Insurance industry lacks loss adjusters

Insurance firms are bemoaning the absence of sufficient licenced independent loss adjusters in the country, which has the tendency to push up the cost of claims.

Currently, most insurance companies have turned to the services of foreign loss adjusters to handle claims for them, especially in large-claim cases.

A loss adjuster is an insurance professional whose area of expertise is to investigate, negotiate and help to settle claims, especially the complex or contentious claims on behalf of insurance companies, and also help policyholders restore their property to full working order.

The Director of the Ghana Insurance College, Justice Ofori, explained to the B&FT in an interview that the absence of loss adjusters impacts negatively on the cost of handling claims in the country.

“I wouldn’t say the absence of loss adjusters is killing the industry, but I would say it is injuring the industry. This is because claims are the largest expenditure of every insurance company and most of the time we fail to recognise that for every insurance company, their biggest expenditure is claims.

“So if we are not doing the right thing, we would be causing harm to the industry. Apart from the property industry, there are some claims you probably don’t have to pay but you end up paying because you didn’t have good expertise.

“Sometimes, too, insurance firms lose customers because the person in-house who handled the claims didn’t do it well, which leads to a dissatisfied clients -- and that client will leave and insure with another firm.

“So it helps in both ways: the insurer and the insured will benefit if we have qualified, licenced loss adjusters in the market,” he said.

At present, there are only two loss adjusters in the market who have qualified to act as independent adjusters as a result of their experience in the market. However, the head of the Ghana Insurance College is the only licenced independent loss adjuster in the country.

As a result, large disaster claims relating to especially fire -- including the Melcolm and Tema Oil Refinery blazes -- had to be outsourced to foreign entities to investigate, negotiate and settle the claims.

This, Mr. Ofori explained, increases the expenditure of insurers unnecessarily.

“Insurance companies pay for claims that should not have paid, which can be very expensive. If this person is working for an independent adjusting firm, at least the responsibility can be shifted to the independent adjusting firm because they are independent and are acting on their own. So if they work on behalf on an insurance company and something goes wrong, the insurance company can now fall on them for reinvestment for recovery.

“Since we don’t have qualified loss adjusters in the market, a lot of things will not be done well. It also leads to an increase in the cost of handling claims.

“Sometimes, things that can be handled locally they have to bring somebody from outside to investigate and handle the claims on behalf of the insurance company, which can be very expensive.

“At the end of the day, if there was somebody locally it would have been cheaper,” added Mr. Ofori.

The Managing Director of NSIA Insurance, Linda Osei-Akoto said the absence of qualified adjusters is a bad omen for the industry.

She said the need for loss adjusters and inspectors have become even more critical for the industry in view of compulsory fire insurance policy implementation in the country.

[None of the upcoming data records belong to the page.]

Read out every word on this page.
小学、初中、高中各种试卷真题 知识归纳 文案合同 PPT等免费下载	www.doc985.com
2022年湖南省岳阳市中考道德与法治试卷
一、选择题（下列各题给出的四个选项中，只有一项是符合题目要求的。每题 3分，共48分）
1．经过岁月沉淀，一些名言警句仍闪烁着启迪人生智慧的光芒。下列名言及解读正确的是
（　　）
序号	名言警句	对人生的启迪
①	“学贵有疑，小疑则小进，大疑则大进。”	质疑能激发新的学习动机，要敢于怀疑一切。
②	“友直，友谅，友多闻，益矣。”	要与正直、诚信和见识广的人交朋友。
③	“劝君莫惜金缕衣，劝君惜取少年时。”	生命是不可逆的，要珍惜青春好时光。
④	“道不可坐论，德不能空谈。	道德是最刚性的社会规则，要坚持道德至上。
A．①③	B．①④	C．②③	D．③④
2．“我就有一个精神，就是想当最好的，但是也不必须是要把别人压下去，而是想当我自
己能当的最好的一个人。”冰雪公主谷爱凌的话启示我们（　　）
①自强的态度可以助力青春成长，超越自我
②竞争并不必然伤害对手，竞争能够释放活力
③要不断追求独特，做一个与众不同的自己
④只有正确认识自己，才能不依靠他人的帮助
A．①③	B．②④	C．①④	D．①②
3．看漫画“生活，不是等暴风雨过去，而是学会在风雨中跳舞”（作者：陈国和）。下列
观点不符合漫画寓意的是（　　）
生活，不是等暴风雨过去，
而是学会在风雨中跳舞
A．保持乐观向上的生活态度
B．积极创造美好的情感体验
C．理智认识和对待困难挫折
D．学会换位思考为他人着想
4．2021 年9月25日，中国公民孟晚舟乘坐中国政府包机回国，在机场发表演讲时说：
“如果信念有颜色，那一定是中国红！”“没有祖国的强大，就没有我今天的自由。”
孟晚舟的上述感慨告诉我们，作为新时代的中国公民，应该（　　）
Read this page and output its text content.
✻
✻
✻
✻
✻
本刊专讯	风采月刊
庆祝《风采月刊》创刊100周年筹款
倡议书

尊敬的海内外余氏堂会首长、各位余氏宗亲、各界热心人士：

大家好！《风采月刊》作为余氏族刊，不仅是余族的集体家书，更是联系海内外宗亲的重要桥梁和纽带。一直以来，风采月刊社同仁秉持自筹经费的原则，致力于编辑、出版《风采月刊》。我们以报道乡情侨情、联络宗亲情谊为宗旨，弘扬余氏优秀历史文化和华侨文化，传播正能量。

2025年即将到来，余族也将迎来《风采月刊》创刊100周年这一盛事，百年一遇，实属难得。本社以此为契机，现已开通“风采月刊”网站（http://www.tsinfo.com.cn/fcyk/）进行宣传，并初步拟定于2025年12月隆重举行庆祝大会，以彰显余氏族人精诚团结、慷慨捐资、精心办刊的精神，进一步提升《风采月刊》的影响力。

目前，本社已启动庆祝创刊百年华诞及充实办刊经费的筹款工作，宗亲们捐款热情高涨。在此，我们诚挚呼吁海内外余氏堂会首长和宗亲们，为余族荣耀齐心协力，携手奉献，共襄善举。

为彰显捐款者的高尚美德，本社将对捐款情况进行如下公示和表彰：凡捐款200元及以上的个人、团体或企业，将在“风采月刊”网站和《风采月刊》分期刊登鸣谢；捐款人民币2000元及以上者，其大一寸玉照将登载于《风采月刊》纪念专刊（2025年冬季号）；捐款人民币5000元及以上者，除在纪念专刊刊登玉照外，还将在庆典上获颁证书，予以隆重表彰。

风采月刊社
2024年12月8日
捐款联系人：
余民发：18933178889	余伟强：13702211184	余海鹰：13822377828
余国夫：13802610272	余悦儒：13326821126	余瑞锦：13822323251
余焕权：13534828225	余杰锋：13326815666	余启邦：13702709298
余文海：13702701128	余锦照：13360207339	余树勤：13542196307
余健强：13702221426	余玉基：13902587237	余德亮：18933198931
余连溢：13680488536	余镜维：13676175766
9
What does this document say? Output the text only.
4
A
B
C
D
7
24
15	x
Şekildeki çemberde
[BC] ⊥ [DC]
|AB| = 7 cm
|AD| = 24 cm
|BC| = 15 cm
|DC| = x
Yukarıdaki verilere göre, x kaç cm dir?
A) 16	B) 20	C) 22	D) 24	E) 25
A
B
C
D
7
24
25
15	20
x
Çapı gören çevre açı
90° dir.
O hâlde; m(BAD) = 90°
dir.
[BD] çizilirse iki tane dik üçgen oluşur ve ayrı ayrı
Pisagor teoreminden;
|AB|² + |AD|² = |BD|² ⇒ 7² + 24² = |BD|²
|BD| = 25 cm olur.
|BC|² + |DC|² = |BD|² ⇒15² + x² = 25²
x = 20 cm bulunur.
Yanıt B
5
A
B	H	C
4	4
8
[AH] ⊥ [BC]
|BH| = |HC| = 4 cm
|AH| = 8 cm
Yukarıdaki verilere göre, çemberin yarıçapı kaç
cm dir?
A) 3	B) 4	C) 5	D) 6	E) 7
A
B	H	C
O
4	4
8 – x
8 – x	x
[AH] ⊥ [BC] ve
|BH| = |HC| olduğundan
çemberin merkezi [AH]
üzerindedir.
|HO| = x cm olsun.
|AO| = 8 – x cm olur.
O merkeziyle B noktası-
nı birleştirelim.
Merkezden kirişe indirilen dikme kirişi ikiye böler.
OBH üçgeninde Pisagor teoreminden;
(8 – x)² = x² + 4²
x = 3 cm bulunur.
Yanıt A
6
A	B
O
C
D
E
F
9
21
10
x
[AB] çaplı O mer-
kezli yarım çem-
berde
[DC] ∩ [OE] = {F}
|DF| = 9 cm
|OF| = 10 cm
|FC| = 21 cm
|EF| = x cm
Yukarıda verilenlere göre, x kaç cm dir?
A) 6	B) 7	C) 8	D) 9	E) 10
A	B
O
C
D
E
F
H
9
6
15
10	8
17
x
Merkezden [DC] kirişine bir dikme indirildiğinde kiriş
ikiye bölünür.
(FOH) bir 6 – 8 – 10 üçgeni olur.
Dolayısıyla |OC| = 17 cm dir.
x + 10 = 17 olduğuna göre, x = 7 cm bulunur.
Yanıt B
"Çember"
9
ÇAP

Mrs. Osei-Akoto explained that fire insurance is a serious business for the insurers, which requires the services of qualified adjusters and inspectors to aid underwriters in assessing risks before a property is insured.

This, Mr. Ofori agreed with: “An independent loss adjuster is an expert in an insurance area; and fire is a very complex policy because if you make mistake, it might result in an unhappy customer whose rights might not be well recognised.

“But pre-inspection is not the priority of the adjuster. It is the priority and responsibility of the underwriter, because he will make the decision whether to insure a business or not.

“But the adjuster helps the underwater in many ways, especially when there is a claim because it is the report of the loss adjuster that will inform the claim payment.

“So I do agree that adjusters can do a better pre-inspection and risk assessment than underwriters,” noted Mr. Ofori.